LawyersandSettlements.com has a new column that looks at a side of lawyers you don’t hear too much about—the side that gives back…pays it forward..and shares the love. We’ve found quite a number of attorneys who log non-billable hours helping others—simply because they believe it’s the right thing to do. Their stories are inspiring, and hey, who knew lawyers were so…good? If you’ve got a story to share about an attorney who’s doing the right thing, let us know—we’d love to let others know, too. Today, we talk with Attorney Robert Hilliard of Hilliard, Munoz & Gonzales…
Texas attorney Robert Hilliard went to Minnesota to sue Toyota in a products liability case but ended up fighting to free a man wrongfully convicted of vehicular homicide. It was a strange turn of events, but as Hilliard explains he believed it was something he just had to do.
“When I got to Minneapolis and I started to understand what had happened, I asked ‘what about the guy in jail?’”, says Hilliard.
The man in jail was Koua Fong Lee, a 38-year-old immigrant from Thailand who had been sent to prison after his Toyota Camry slammed into an Oldsmobile at 90 miles an hour and killed three people in 2006. From the beginning Fong had insisted his foot was not on the accelerator, but no one believed him.
Then last January, after Lee had spent more than two years in prison, it was revealed that Toyota was indeed having problems with the accelerator system in some of its vehicles.
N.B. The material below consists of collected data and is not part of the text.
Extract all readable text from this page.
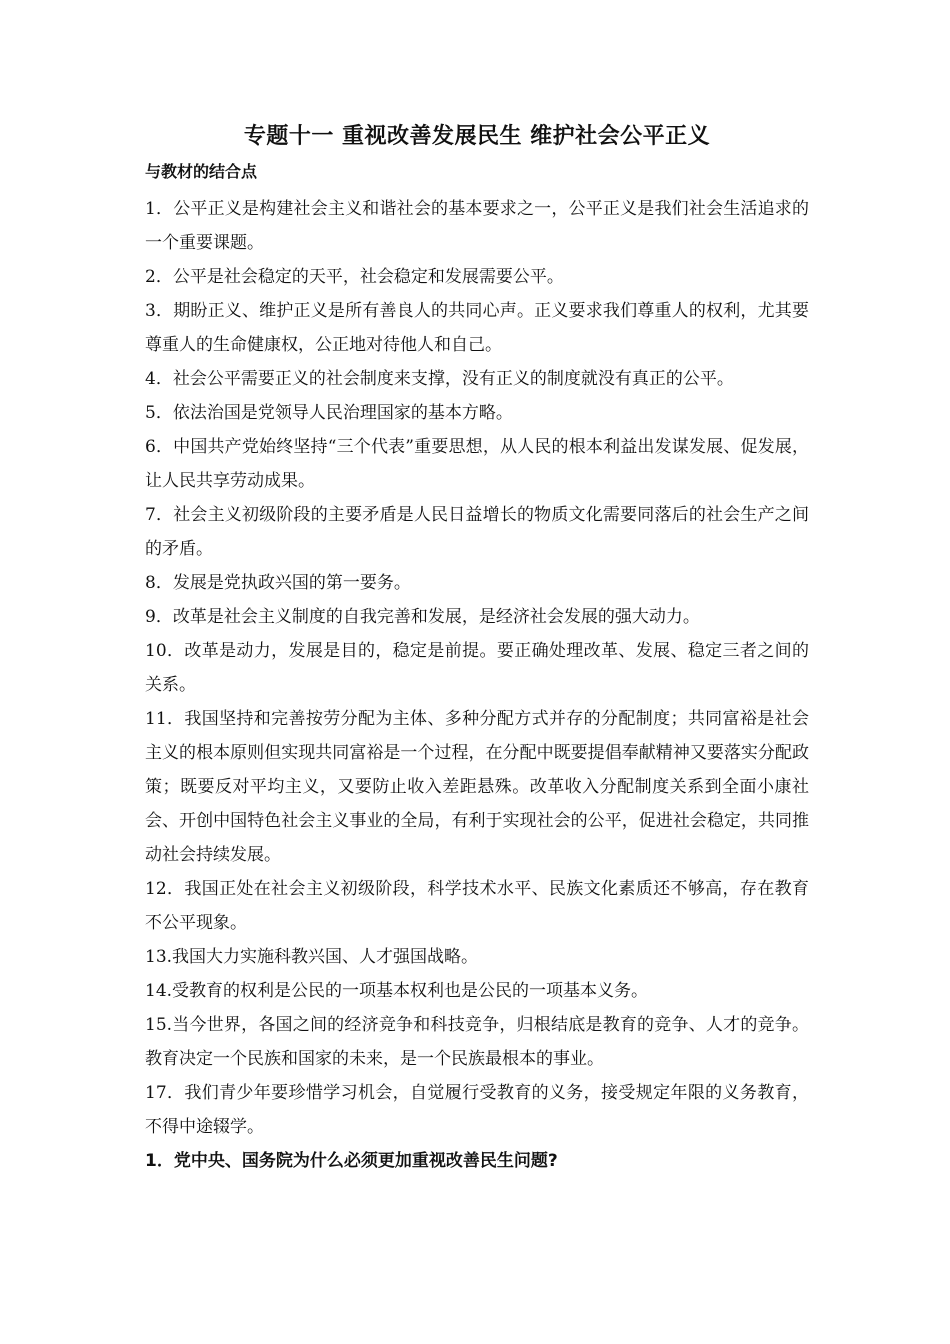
专题十一 重视改善发展民生 维护社会公平正义
与教材的结合点

1．公平正义是构建社会主义和谐社会的基本要求之一，公平正义是我们社会生活追求的一个重要课题。

2．公平是社会稳定的天平，社会稳定和发展需要公平。

3．期盼正义、维护正义是所有善良人的共同心声。正义要求我们尊重人的权利，尤其要尊重人的生命健康权，公正地对待他人和自己。

4．社会公平需要正义的社会制度来支撑，没有正义的制度就没有真正的公平。

5．依法治国是党领导人民治理国家的基本方略。

6．中国共产党始终坚持“三个代表”重要思想，从人民的根本利益出发谋发展、促发展，让人民共享劳动成果。

7．社会主义初级阶段的主要矛盾是人民日益增长的物质文化需要同落后的社会生产之间的矛盾。

8．发展是党执政兴国的第一要务。

9．改革是社会主义制度的自我完善和发展，是经济社会发展的强大动力。

10．改革是动力，发展是目的，稳定是前提。要正确处理改革、发展、稳定三者之间的关系。

11．我国坚持和完善按劳分配为主体、多种分配方式并存的分配制度；共同富裕是社会主义的根本原则但实现共同富裕是一个过程，在分配中既要提倡奉献精神又要落实分配政策；既要反对平均主义，又要防止收入差距悬殊。改革收入分配制度关系到全面小康社会、开创中国特色社会主义事业的全局，有利于实现社会的公平，促进社会稳定，共同推动社会持续发展。

12．我国正处在社会主义初级阶段，科学技术水平、民族文化素质还不够高，存在教育不公平现象。

13.我国大力实施科教兴国、人才强国战略。

14.受教育的权利是公民的一项基本权利也是公民的一项基本义务。

15.当今世界，各国之间的经济竞争和科技竞争，归根结底是教育的竞争、人才的竞争。教育决定一个民族和国家的未来，是一个民族最根本的事业。

17．我们青少年要珍惜学习机会，自觉履行受教育的义务，接受规定年限的义务教育，不得中途辍学。

1．党中央、国务院为什么必须更加重视改善民生问题?
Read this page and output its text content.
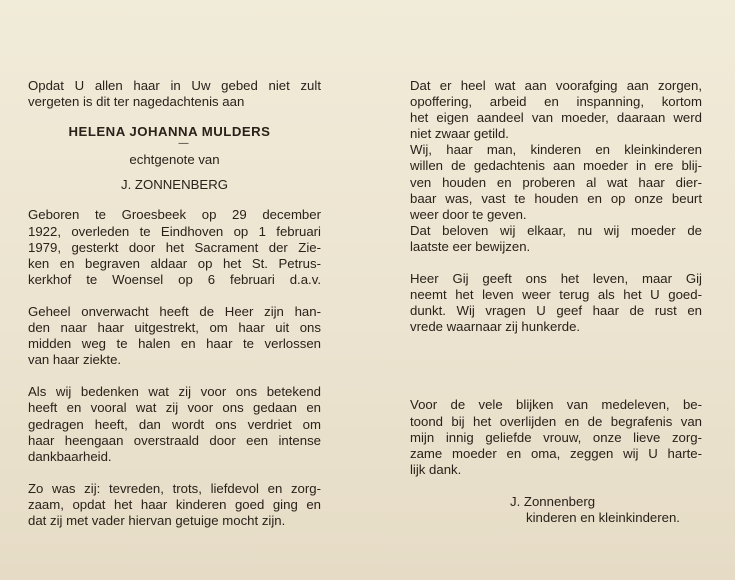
Opdat U allen haar in Uw gebed niet zult
vergeten is dit ter nagedachtenis aan

HELENA JOHANNA MULDERS
—
echtgenote van
J. ZONNENBERG

Geboren te Groesbeek op 29 december
1922, overleden te Eindhoven op 1 februari
1979, gesterkt door het Sacrament der Zie-
ken en begraven aldaar op het St. Petrus-
kerkhof te Woensel op 6 februari d.a.v.

Geheel onverwacht heeft de Heer zijn han-
den naar haar uitgestrekt, om haar uit ons
midden weg te halen en haar te verlossen
van haar ziekte.

Als wij bedenken wat zij voor ons betekend
heeft en vooral wat zij voor ons gedaan en
gedragen heeft, dan wordt ons verdriet om
haar heengaan overstraald door een intense
dankbaarheid.

Zo was zij: tevreden, trots, liefdevol en zorg-
zaam, opdat het haar kinderen goed ging en
dat zij met vader hiervan getuige mocht zijn.

Dat er heel wat aan voorafging aan zorgen,
opoffering, arbeid en inspanning, kortom
het eigen aandeel van moeder, daaraan werd
niet zwaar getild.
Wij, haar man, kinderen en kleinkinderen
willen de gedachtenis aan moeder in ere blij-
ven houden en proberen al wat haar dier-
baar was, vast te houden en op onze beurt
weer door te geven.
Dat beloven wij elkaar, nu wij moeder de
laatste eer bewijzen.

Heer Gij geeft ons het leven, maar Gij
neemt het leven weer terug als het U goed-
dunkt. Wij vragen U geef haar de rust en
vrede waarnaar zij hunkerde.

Voor de vele blijken van medeleven, be-
toond bij het overlijden en de begrafenis van
mijn innig geliefde vrouw, onze lieve zorg-
zame moeder en oma, zeggen wij U harte-
lijk dank.

J. Zonnenberg
kinderen en kleinkinderen.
Although Hilliard was there to sue Toyota on behalf of a family whose loved ones had been killed in the accident, he began to believe it was Koua Fong Lee who needed the help of a top lawyer.
Hilliard quickly arranged a meeting with the young criminal attorney who was representing Lee. A new trial had been ordered because of the Toyota revelations.
As Hilliard says, he isn’t a criminal lawyer. However he has an established and very successful civil practice in Corpus Christi. He offered to bring the full weight of the firm, experts, money, time, staff—to defend Lee. Hilliard would foot the bill for everything and anything. His services would all be pro bono.
“Of course, I ended up not being able to continue my representation of the other family,” says Hilliard.
Hilliard went to meet Lee where he was being held in prison. “He walked out and sat down at the table. I saw what a powerfully quiet fellow he was and how sincere he was.”
Part way through the trial, the prosecution offered to free Lee immediately if he would plead guilty. Lee refused. He’d take his chances rather than admit to a crime he did not commit.
On the last day of the trial, as the judge began to read her opinion, Hilliard knew Lee would be released. “It was a very poignant moment,” recalls Hilliard. “I had my hand on his arm and once I got the sense of where she was going I wrote Koua a note that said ‘you are free, you are free’.”
“It is not like I woke up one morning and thought I have to find someone to help,” says Hilliard. “I mean, I have been a criminal lawyer for all of four days in my whole career. But I thought the right thing to do was to help this guy get out of jail.”
Robert Hilliard is a personal injury lawyer from the firm of Hilliard, Munoz & Gonzales. He was recently honored for his work on the Lee case by the Innocence Project of Minnesota and was a recipient of the organization’s “Never Forgotten Award”. Among other things, Hilliard is representing a large commercial fishing company in its fight against BP in the Deepwater Horizon oil spill litigation.
A strong story.
I would like to know if those $10 000 000 Toyota paid victims for their mistakes went to Mr.Lee as well, because it seems he suffered very much too.